Darcy se limitó a sonreírse; mas el silencio general que siguió hizo temer a Isabel que su madre volviese a ponerse en evidencia. Continuó, pues, hablando, pero no se le ocurría nada que decir; y así, tras una corta pausa, la señora de Bennet comenzó a repetir su agradecimiento a Bingley por su amabilidad con Juana, acompañándolo con unas excusas capaces de poner a él y a Isabel en turbación. Bingley le contestó con cortesía y sin afectación, obligando a su hermana menor a ser igualmente cortés y decir lo que la ocasión requería. Representó ésta su papel sin salirle de muy adentro; pero la señora Bennet quedó satisfecha, y poco después pidió su carruaje. A esa señal, la más joven de sus hijas se decidió a hablar. Habían estado las dos muchachas cuchicheando entre sí durante toda la visita, y el resultado fué que la menor recordase a Bingley que había prometido en su primera venida al campo dar un baile en Netherfield.

Lydia era una muchacha de quince años, robusta y crecida, de buena complexión y alegre aspecto. Era la favorita de su madre, cuyo afecto la había sacado al mundo a tan temprana edad. Tenía viveza y algunas pretensiones, las cuales habían afirmado por completo las atenciones de los oficiales, a quienes las buenas comidas de sus tíos y sus propios fáciles modales la recomendaban. Era muy natural, pues, que se dirigiera a Bingley recordándole su promesa y añadiendo que sería la cosa más vergonzosa del mundo no cumplirla. La contestación a ese repentino ataque sonó deliciosamente a los oídos de la madre.

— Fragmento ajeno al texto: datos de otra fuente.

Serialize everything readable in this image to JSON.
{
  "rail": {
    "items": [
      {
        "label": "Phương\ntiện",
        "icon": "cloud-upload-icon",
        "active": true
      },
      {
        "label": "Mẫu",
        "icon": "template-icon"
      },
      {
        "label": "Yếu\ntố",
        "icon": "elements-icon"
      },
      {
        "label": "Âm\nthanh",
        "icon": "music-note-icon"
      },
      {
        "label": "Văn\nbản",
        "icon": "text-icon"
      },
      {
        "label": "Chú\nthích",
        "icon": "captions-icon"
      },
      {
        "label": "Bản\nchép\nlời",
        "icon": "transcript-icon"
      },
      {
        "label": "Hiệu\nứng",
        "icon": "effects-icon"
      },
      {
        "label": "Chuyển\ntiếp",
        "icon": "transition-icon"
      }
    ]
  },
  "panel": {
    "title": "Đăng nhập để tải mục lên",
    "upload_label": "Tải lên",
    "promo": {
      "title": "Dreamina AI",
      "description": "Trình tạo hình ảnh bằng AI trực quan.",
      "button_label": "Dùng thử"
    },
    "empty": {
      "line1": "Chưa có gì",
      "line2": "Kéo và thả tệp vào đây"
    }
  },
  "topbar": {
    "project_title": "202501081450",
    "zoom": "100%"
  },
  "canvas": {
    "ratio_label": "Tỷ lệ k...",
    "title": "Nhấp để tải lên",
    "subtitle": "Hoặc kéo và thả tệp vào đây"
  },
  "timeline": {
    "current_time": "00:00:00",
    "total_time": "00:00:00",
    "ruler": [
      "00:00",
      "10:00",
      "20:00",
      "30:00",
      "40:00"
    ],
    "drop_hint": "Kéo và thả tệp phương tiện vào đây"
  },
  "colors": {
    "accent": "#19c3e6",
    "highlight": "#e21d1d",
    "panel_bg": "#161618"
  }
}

—Aseguro a usted que estoy por completo dispuesto a cumplir mi compromiso, y en cuanto su hermana de usted esté repuesta, usted misma, si gusta, señalará el día del baile. Pero usted no querrá bailar mientras su hermana esté mala.

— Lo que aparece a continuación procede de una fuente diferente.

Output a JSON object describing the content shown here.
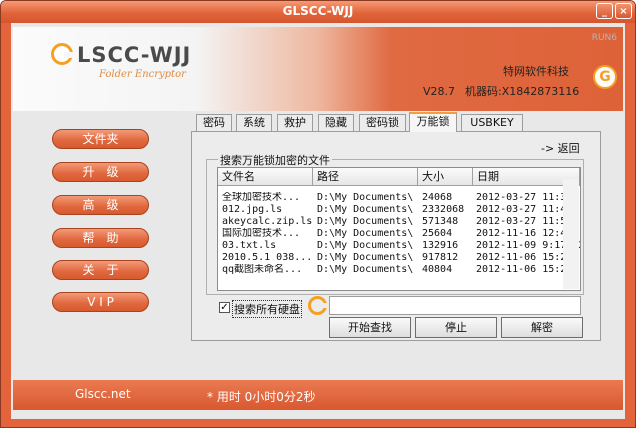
{
  "window": {
    "title": "GLSCC-WJJ"
  },
  "title_buttons": {
    "minimize": "_",
    "close": "×"
  },
  "header": {
    "logo_text": "LSCC-WJJ",
    "logo_subtitle": "Folder Encryptor",
    "run_label": "RUN6",
    "company": "特网软件科技",
    "version": "V28.7",
    "machine_code": "机器码:X1842873116",
    "logo_icon": "G"
  },
  "sidebar": {
    "items": [
      {
        "label": "文件夹"
      },
      {
        "label": "升　级"
      },
      {
        "label": "高　级"
      },
      {
        "label": "帮　助"
      },
      {
        "label": "关　于"
      },
      {
        "label": "V I P"
      }
    ]
  },
  "tabs": [
    {
      "label": "密码"
    },
    {
      "label": "系统"
    },
    {
      "label": "救护"
    },
    {
      "label": "隐藏"
    },
    {
      "label": "密码锁"
    },
    {
      "label": "万能锁",
      "active": true
    },
    {
      "label": "USBKEY"
    }
  ],
  "panel": {
    "back_link": "-> 返回",
    "group_title": "搜索万能锁加密的文件",
    "columns": [
      "文件名",
      "路径",
      "大小",
      "日期"
    ],
    "rows": [
      {
        "name": "全球加密技术...",
        "path": "D:\\My Documents\\",
        "size": "24068",
        "date": "2012-03-27 11:3..."
      },
      {
        "name": "012.jpg.ls",
        "path": "D:\\My Documents\\",
        "size": "2332068",
        "date": "2012-03-27 11:4..."
      },
      {
        "name": "akeycalc.zip.ls",
        "path": "D:\\My Documents\\",
        "size": "571348",
        "date": "2012-03-27 11:5..."
      },
      {
        "name": "国际加密技术...",
        "path": "D:\\My Documents\\",
        "size": "25604",
        "date": "2012-11-16 12:4..."
      },
      {
        "name": "03.txt.ls",
        "path": "D:\\My Documents\\",
        "size": "132916",
        "date": "2012-11-09 9:17:42"
      },
      {
        "name": "2010.5.1 038...",
        "path": "D:\\My Documents\\",
        "size": "917812",
        "date": "2012-11-06 15:2..."
      },
      {
        "name": "qq截图未命名...",
        "path": "D:\\My Documents\\",
        "size": "40804",
        "date": "2012-11-06 15:2..."
      }
    ],
    "search_all_label": "搜索所有硬盘",
    "search_all_checked": "✓",
    "path_value": "",
    "buttons": {
      "start": "开始查找",
      "stop": "停止",
      "decrypt": "解密"
    }
  },
  "status": {
    "site": "Glscc.net",
    "elapsed": "* 用时 0小时0分2秒"
  },
  "colors": {
    "accent": "#e0673d",
    "tab_highlight": "#f0a040",
    "logo_orange": "#f6a01f"
  }
}
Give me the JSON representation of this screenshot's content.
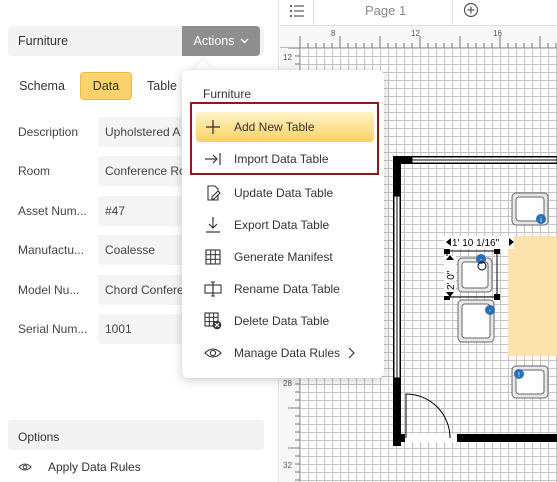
{
  "panel": {
    "title": "Furniture",
    "actions_label": "Actions",
    "tabs": [
      "Schema",
      "Data",
      "Table"
    ],
    "fields": [
      {
        "label": "Description",
        "value": "Upholstered A"
      },
      {
        "label": "Room",
        "value": "Conference Ro"
      },
      {
        "label": "Asset Num...",
        "value": "#47"
      },
      {
        "label": "Manufactu...",
        "value": "Coalesse"
      },
      {
        "label": "Model Nu...",
        "value": "Chord Confere"
      },
      {
        "label": "Serial Num...",
        "value": "1001"
      }
    ],
    "options_label": "Options",
    "apply_rules_label": "Apply Data Rules"
  },
  "canvas": {
    "page_label": "Page 1",
    "ruler_top": [
      "8",
      "12",
      "16"
    ],
    "ruler_left": [
      "12",
      "28",
      "32"
    ],
    "dimension_width": "1' 10 1/16\"",
    "dimension_depth": "2' 0\""
  },
  "menu": {
    "header": "Furniture",
    "items": [
      {
        "label": "Add New Table",
        "icon": "plus-icon"
      },
      {
        "label": "Import Data Table",
        "icon": "import-arrow-icon"
      },
      {
        "label": "Update Data Table",
        "icon": "edit-document-icon"
      },
      {
        "label": "Export Data Table",
        "icon": "download-icon"
      },
      {
        "label": "Generate Manifest",
        "icon": "grid-icon"
      },
      {
        "label": "Rename Data Table",
        "icon": "rename-icon"
      },
      {
        "label": "Delete Data Table",
        "icon": "delete-table-icon"
      },
      {
        "label": "Manage Data Rules",
        "icon": "eye-icon"
      }
    ]
  },
  "colors": {
    "active_tab": "#fbd36a",
    "actions_button": "#8e8e8e",
    "highlight_outline": "#8b1b1b",
    "table_fill": "#fbe2ad",
    "info_badge": "#2a6fb5"
  }
}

Lydia se dió por satisfecha.

—¡Oh!, sí; será mucho mejor esperar a que Juana esté bien, y para entonces el amabilísimo capitán Carter se hallará de nuevo en Meryton. Y cuando usted haya dado su baile —añadió— trataré de que ellos den otro también. Y diré al coronel Forster que será una vergüenza si no lo hace.

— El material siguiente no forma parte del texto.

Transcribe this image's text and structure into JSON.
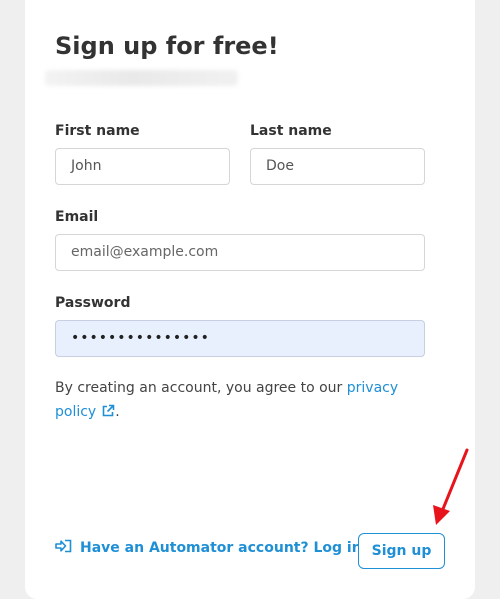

La señora de Bennet y sus hijas se fueron entonces, e Isabel volvió al instante al lado de su hermana, dejando su conducta y la de su familia sujetas a las observaciones de las dos señoras y de Darcy, el último de los cuales, sin embargo, no se pudo decidir a unirse a las censuras relativas a Isabel, a pesar de cuantos chistes hizo la señorita Bingley referentes a sus bellos ojos.